Semenjak mulai belajar bahasa asing keduaku, bahasa Jerman, di tingkat sekolah menengah atas aku merasakan jatuh cinta pada pandangan pertama. Bukan kepada seseorang, melainkan kepada suatu kota yang bernama Köln. Aku tidak ingat betul, apa yang sebegitu menarik perhatianku. Satu yang aku ingat dengan begitu jelasnya, bahwa di saat itu nama Köln dengan katedral megahnya terpampang di buku pelajaranku, yang mampu menghipnotisku hingga keinginan untuk pergi ke sana membuncah sebegitu besarnya.

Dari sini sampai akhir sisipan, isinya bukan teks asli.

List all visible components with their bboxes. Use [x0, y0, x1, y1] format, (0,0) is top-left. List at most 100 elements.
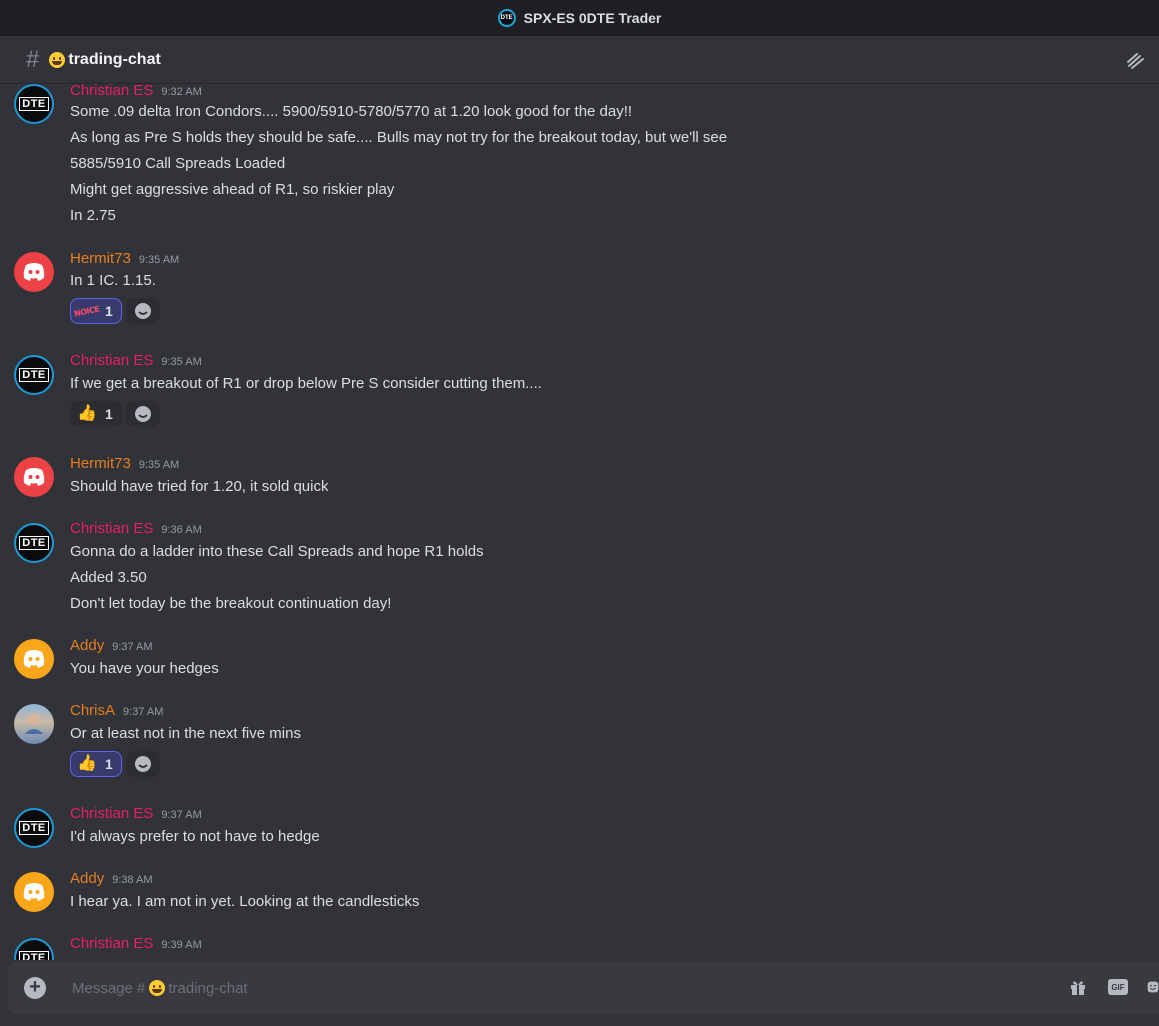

Di penghujung SMA, aku memutuskan untuk memperdalam pengetahuanku tentang Jerman dengan mengambil jurusan Sastranya di perguruan tinggi. Mimpiku untuk pergi ke kota studi impianku bukanlah sekadar asa tanpa usaha. Di dalam kamar indekosku terdapat sepotong styrofoam berwarna biru yang dipenuhi dengan tempelan kertas, aku menyebutnya sebagai pojok mimpi. Di sana tertulis semua mimpi yang ingin aku raih semasa kuliah, tentu yang pertama dan tertulis paling besar adalah aku ingin belajar di Köln.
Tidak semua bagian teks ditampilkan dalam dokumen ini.